A months-long campaign to win World War II was temporarily paused in early December 1944 when heavy rains prevented Gen. George S. Patton’s men in the United States 3rd Army from receiving much-needed air supplies. They were cold, stuck and in desperate need of supplies.
At the footstep of Germany, on Dec. 8, 1944, Gen. Patton turned to God for help — something not one of the other four American commanders in the European theater had done.
Patton, who believed he had a close and personal relationship with God his whole life, asked Chaplain James H. O’Neill if he knew of a “good prayer for the weather,” according to military historian and Patton expert Kevin M. Hymel, as reported by Los Angeles Times.
O’Neill came up with this prayer:
“Almighty and most merciful Father we humbly beseech Thee, of Thy great goodness, to restrain these immoderate rains with which we have to contend. Grant us fair weather for battle. Graciously hearken to us as soldiers who call upon Thee that armed with Thy power, we may advance from victory to victory, crush the oppression and wickedness of our enemies, and establish Thy justice among men and nations.
He typed the prayer on one side of an index card. On the other was a Christmas greeting from Gen. Patton, who then ordered 250,000 copies for every man in the 3rd Army.

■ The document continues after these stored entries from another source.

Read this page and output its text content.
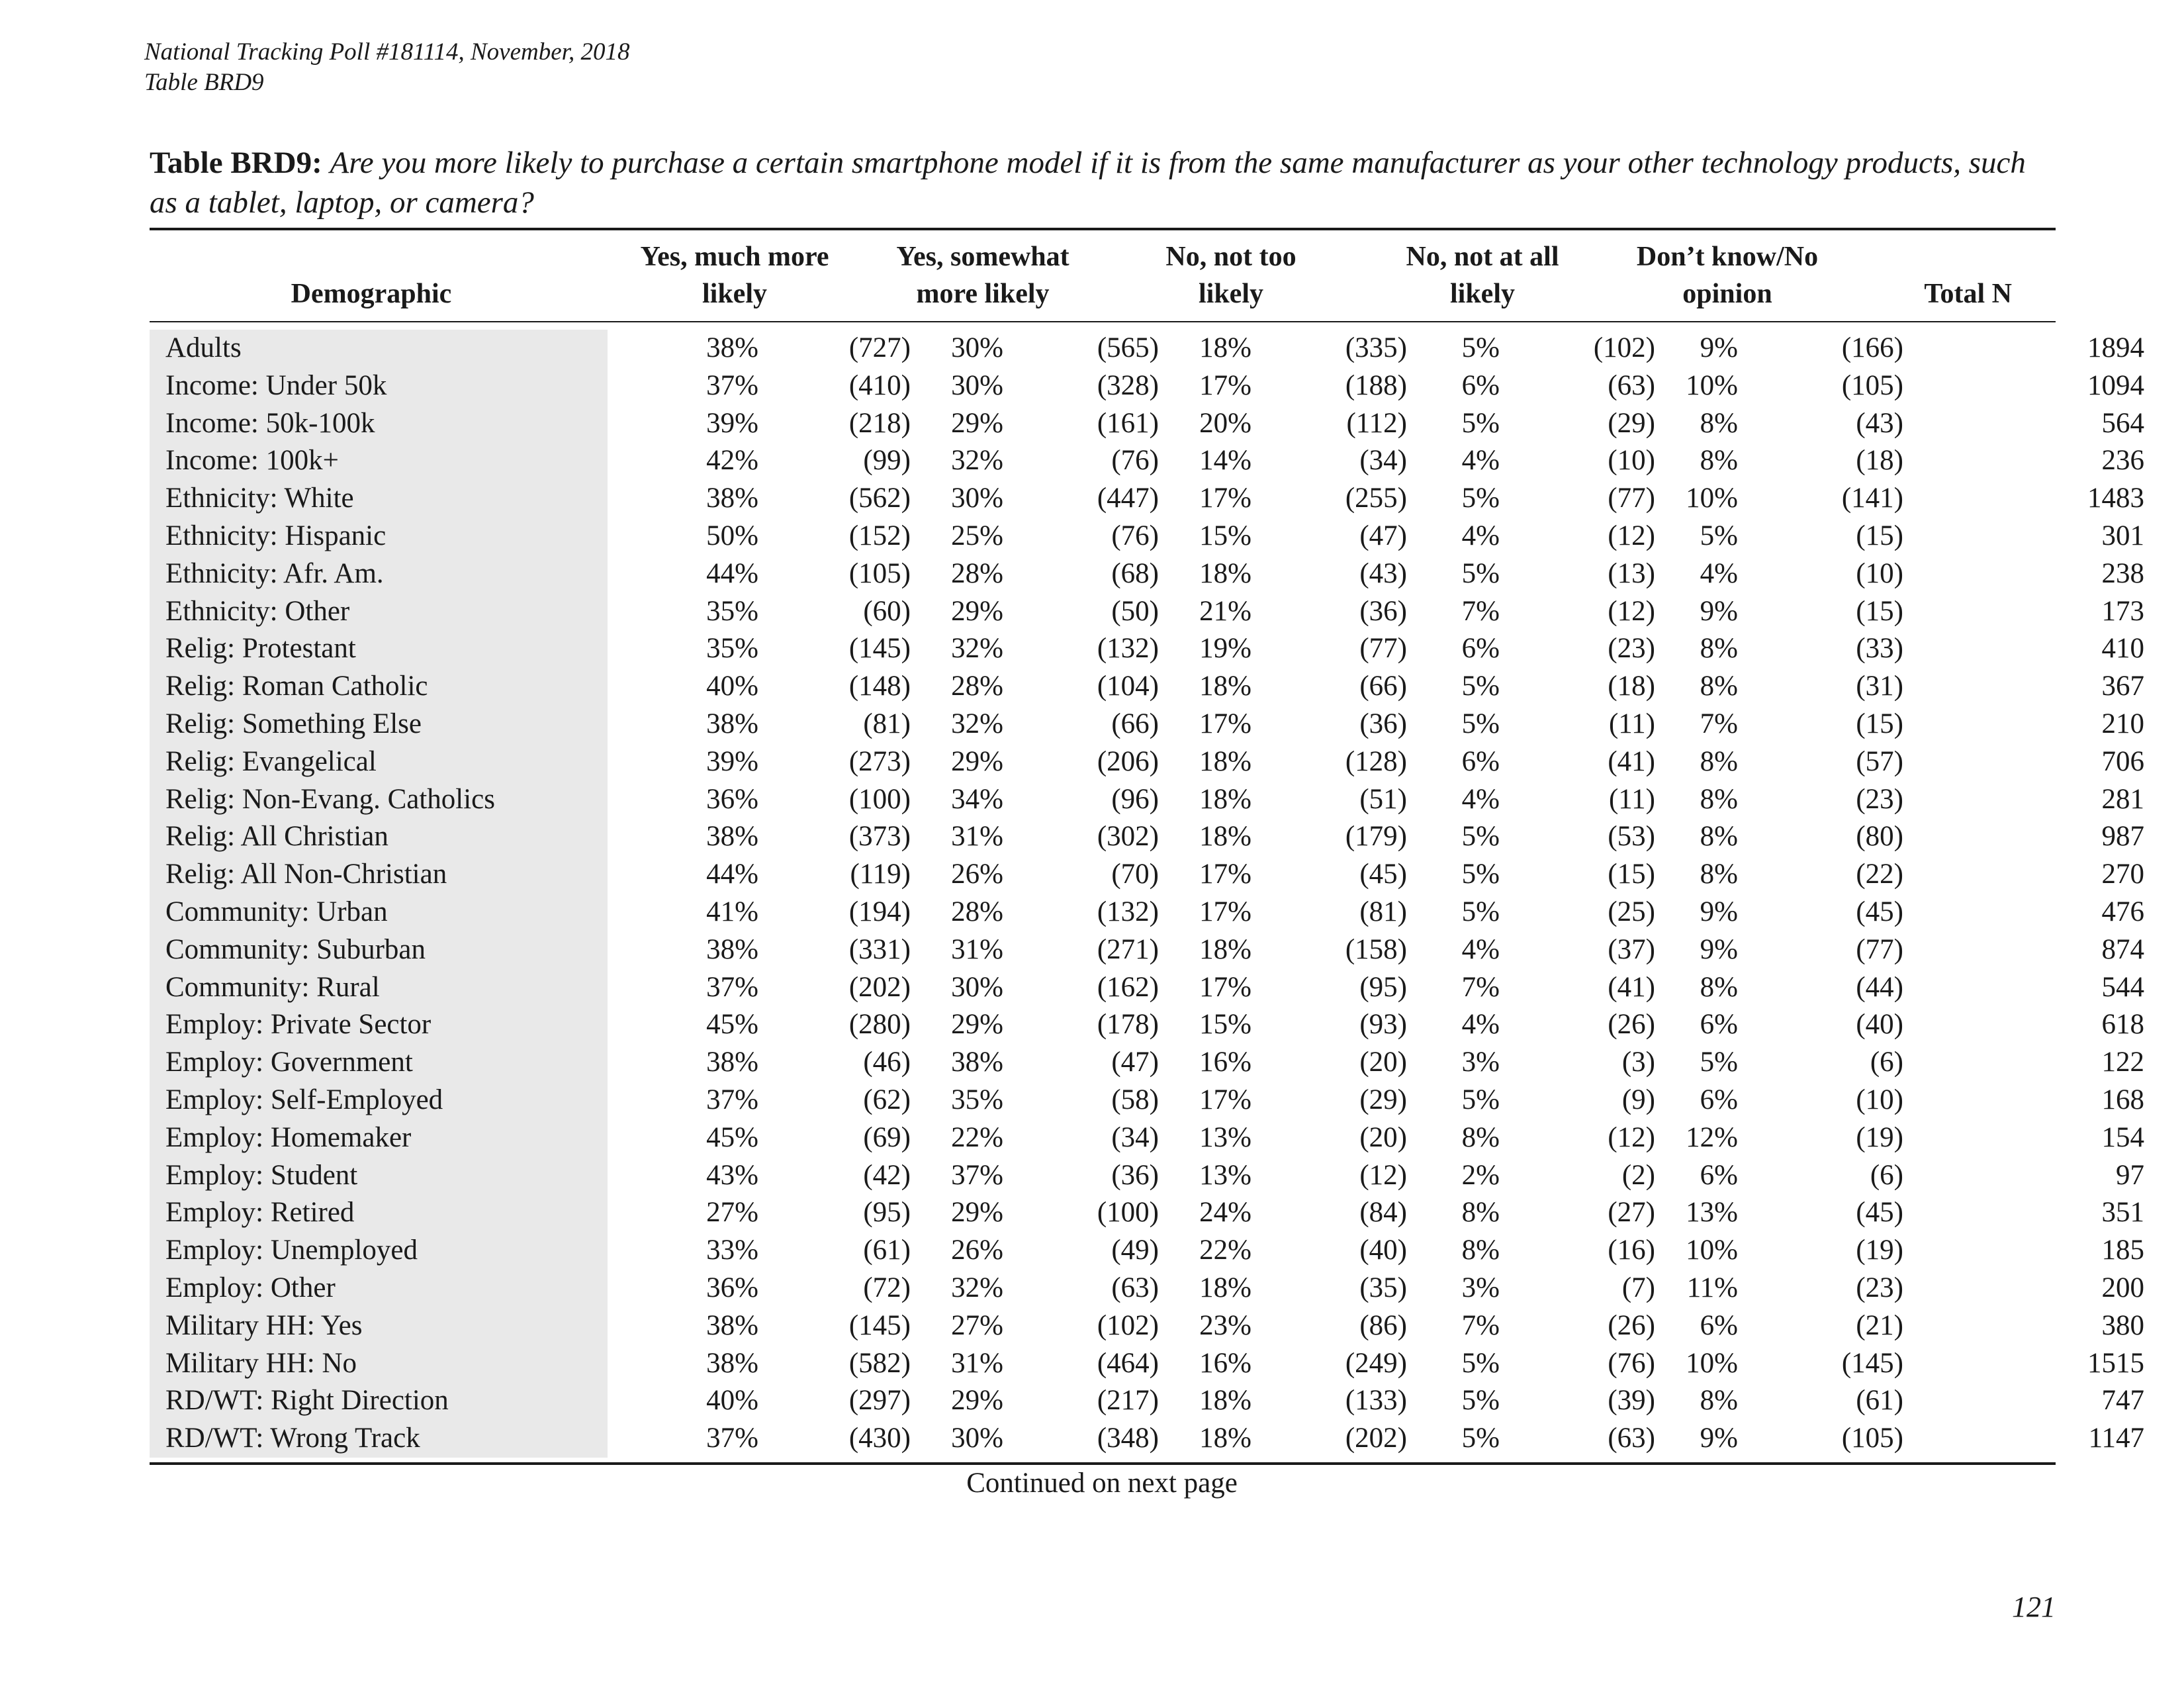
National Tracking Poll #181114, November, 2018
Table BRD9
Table BRD9: Are you more likely to purchase a certain smartphone model if it is from the same manufacturer as your other technology products, such as a tablet, laptop, or camera?
Demographic
Yes, much more
likely
Yes, somewhat
more likely
No, not too
likely
No, not at all
likely
Don’t know/No
opinion	Total N
Adults	38%	(727)	30%	(565)	18%	(335)	5%	(102)	9%	(166)	1894
Income: Under 50k	37%	(410)	30%	(328)	17%	(188)	6%	(63)	10%	(105)	1094
Income: 50k-100k	39%	(218)	29%	(161)	20%	(112)	5%	(29)	8%	(43)	564
Income: 100k+	42%	(99)	32%	(76)	14%	(34)	4%	(10)	8%	(18)	236
Ethnicity: White	38%	(562)	30%	(447)	17%	(255)	5%	(77)	10%	(141)	1483
Ethnicity: Hispanic	50%	(152)	25%	(76)	15%	(47)	4%	(12)	5%	(15)	301
Ethnicity: Afr. Am.	44%	(105)	28%	(68)	18%	(43)	5%	(13)	4%	(10)	238
Ethnicity: Other	35%	(60)	29%	(50)	21%	(36)	7%	(12)	9%	(15)	173
Relig: Protestant	35%	(145)	32%	(132)	19%	(77)	6%	(23)	8%	(33)	410
Relig: Roman Catholic	40%	(148)	28%	(104)	18%	(66)	5%	(18)	8%	(31)	367
Relig: Something Else	38%	(81)	32%	(66)	17%	(36)	5%	(11)	7%	(15)	210
Relig: Evangelical	39%	(273)	29%	(206)	18%	(128)	6%	(41)	8%	(57)	706
Relig: Non-Evang. Catholics	36%	(100)	34%	(96)	18%	(51)	4%	(11)	8%	(23)	281
Relig: All Christian	38%	(373)	31%	(302)	18%	(179)	5%	(53)	8%	(80)	987
Relig: All Non-Christian	44%	(119)	26%	(70)	17%	(45)	5%	(15)	8%	(22)	270
Community: Urban	41%	(194)	28%	(132)	17%	(81)	5%	(25)	9%	(45)	476
Community: Suburban	38%	(331)	31%	(271)	18%	(158)	4%	(37)	9%	(77)	874
Community: Rural	37%	(202)	30%	(162)	17%	(95)	7%	(41)	8%	(44)	544
Employ: Private Sector	45%	(280)	29%	(178)	15%	(93)	4%	(26)	6%	(40)	618
Employ: Government	38%	(46)	38%	(47)	16%	(20)	3%	(3)	5%	(6)	122
Employ: Self-Employed	37%	(62)	35%	(58)	17%	(29)	5%	(9)	6%	(10)	168
Employ: Homemaker	45%	(69)	22%	(34)	13%	(20)	8%	(12)	12%	(19)	154
Employ: Student	43%	(42)	37%	(36)	13%	(12)	2%	(2)	6%	(6)	97
Employ: Retired	27%	(95)	29%	(100)	24%	(84)	8%	(27)	13%	(45)	351
Employ: Unemployed	33%	(61)	26%	(49)	22%	(40)	8%	(16)	10%	(19)	185
Employ: Other	36%	(72)	32%	(63)	18%	(35)	3%	(7)	11%	(23)	200
Military HH: Yes	38%	(145)	27%	(102)	23%	(86)	7%	(26)	6%	(21)	380
Military HH: No	38%	(582)	31%	(464)	16%	(249)	5%	(76)	10%	(145)	1515
RD/WT: Right Direction	40%	(297)	29%	(217)	18%	(133)	5%	(39)	8%	(61)	747
RD/WT: Wrong Track	37%	(430)	30%	(348)	18%	(202)	5%	(63)	9%	(105)	1147
Continued on next page
121
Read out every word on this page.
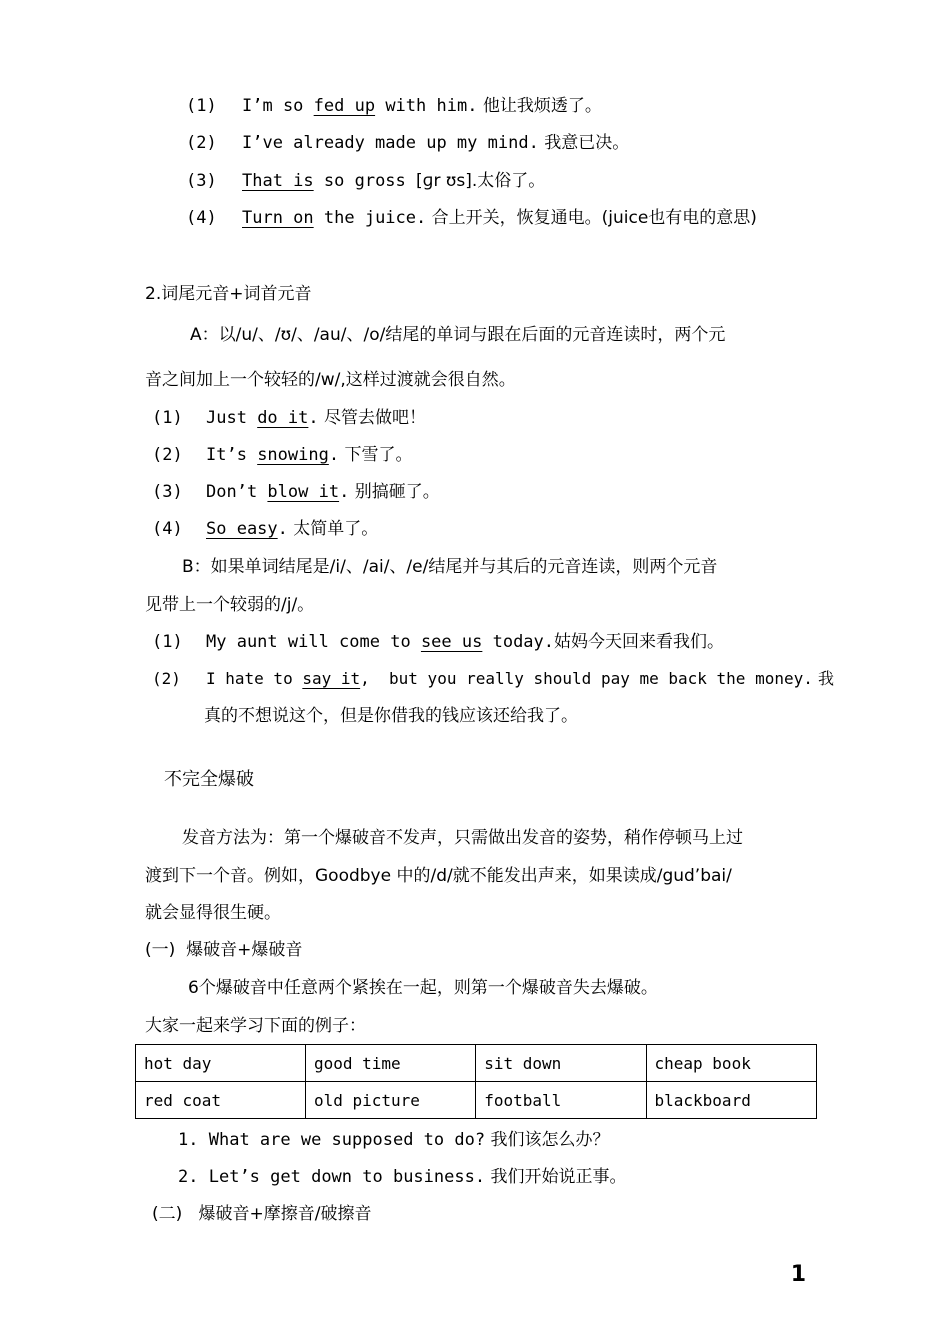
(1) I’m so fed up with him. 他让我烦透了。
(2) I’ve already made up my mind. 我意已决。
(3) That is so gross [ɡr ʊs].太俗了。
(4) Turn on the juice. 合上开关，恢复通电。(juice也有电的意思)
2.词尾元音+词首元音
A：以/u/、/ʊ/、/au/、/o/结尾的单词与跟在后面的元音连读时，两个元
音之间加上一个较轻的/w/,这样过渡就会很自然。
(1) Just do it. 尽管去做吧！
(2) It’s snowing. 下雪了。
(3) Don’t blow it. 别搞砸了。
(4) So easy. 太简单了。
B：如果单词结尾是/i/、/ai/、/e/结尾并与其后的元音连读，则两个元音
见带上一个较弱的/j/。
(1) My aunt will come to see us today.姑妈今天回来看我们。
(2) I hate to say it,  but you really should pay me back the money. 我
真的不想说这个，但是你借我的钱应该还给我了。
不完全爆破
发音方法为：第一个爆破音不发声，只需做出发音的姿势，稍作停顿马上过
渡到下一个音。例如，Goodbye 中的/d/就不能发出声来，如果读成/gud’bai/
就会显得很生硬。
(一)  爆破音+爆破音
6个爆破音中任意两个紧挨在一起，则第一个爆破音失去爆破。
大家一起来学习下面的例子：
hot day	good time	sit down	cheap book
red coat	old picture	football	blackboard
1. What are we supposed to do? 我们该怎么办？
2. Let’s get down to business. 我们开始说正事。
(二)   爆破音+摩擦音/破擦音
1
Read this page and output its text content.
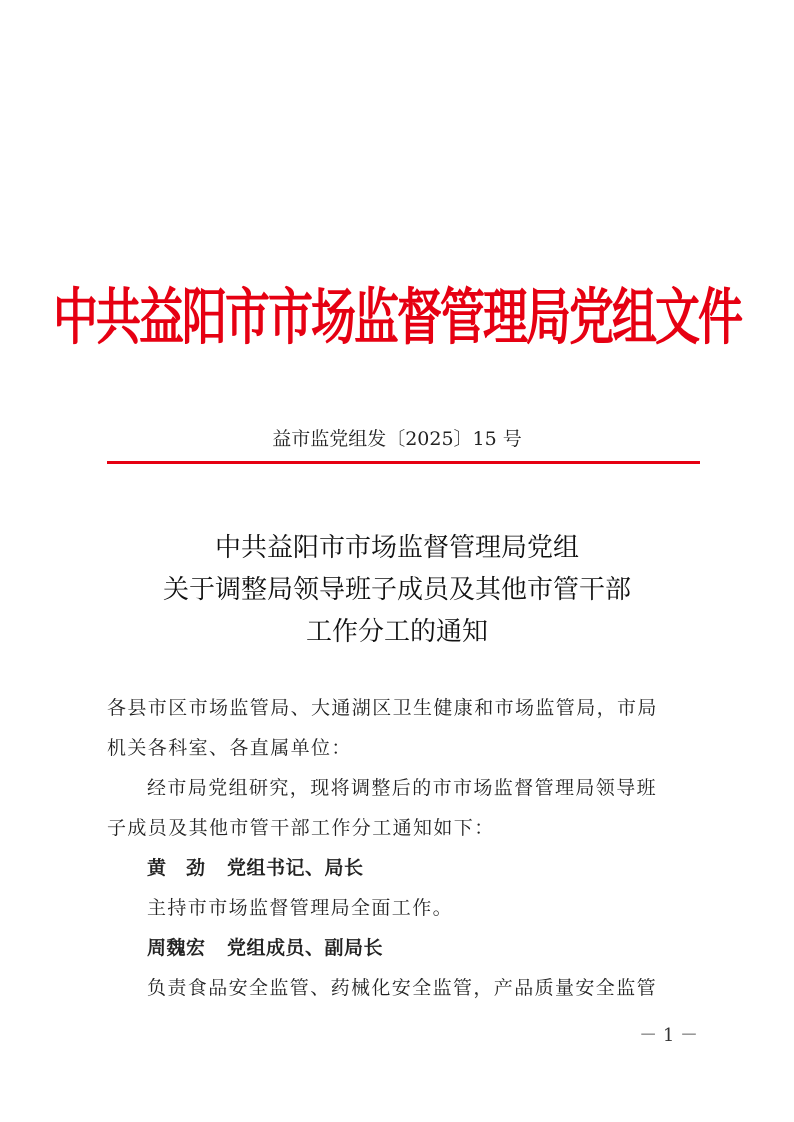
中共益阳市市场监督管理局党组文件
益市监党组发〔2025〕15 号
中共益阳市市场监督管理局党组
关于调整局领导班子成员及其他市管干部
工作分工的通知

各县市区市场监管局、大通湖区卫生健康和市场监管局，市局

机关各科室、各直属单位：

经市局党组研究，现将调整后的市市场监督管理局领导班

子成员及其他市管干部工作分工通知如下：

黄　劲 党组书记、局长

主持市市场监督管理局全面工作。

周魏宏 党组成员、副局长

负责食品安全监管、药械化安全监管，产品质量安全监管

－ 1 －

The Christmas greeting from Gen. Patton, who was the son of devout Episcopalians, said:
“To each officer and soldier in the Third United States Army I wish a Merry Christmas. I have full confidence in your courage, devotion to duty, and skill in battle. We march in our might to complete victory. May God’s blessing rest upon each of you this Christmas Day.”
Despite the uniqueness and unprecedented scale of Gen. Patton’s prayer, it was answered. The weather miraculously cleared and Patton was able to get his troops moving again just before it began to snow. On December 26, 1944, he broke through the German defenses and relieved Bastogne.
O’Neill praised Gen. Patton’s leadership and faith, saying, “He had all the traits of military leadership, fortified by genuine trust in God, intense love of country, and high faith In the American soldier. He had no use for half-measures.”
The famous miracle was so elemental in turning the tide of the battle that it was depicted in the 1970 movie “Patton,” wherein George C. Scott portrays the iconic historical figure.
Patton had a lot of success in World War II, but it was his effort at Bastogne, Hymel said, that Patton considered his “most brilliant operation and outstanding achievement of the war.”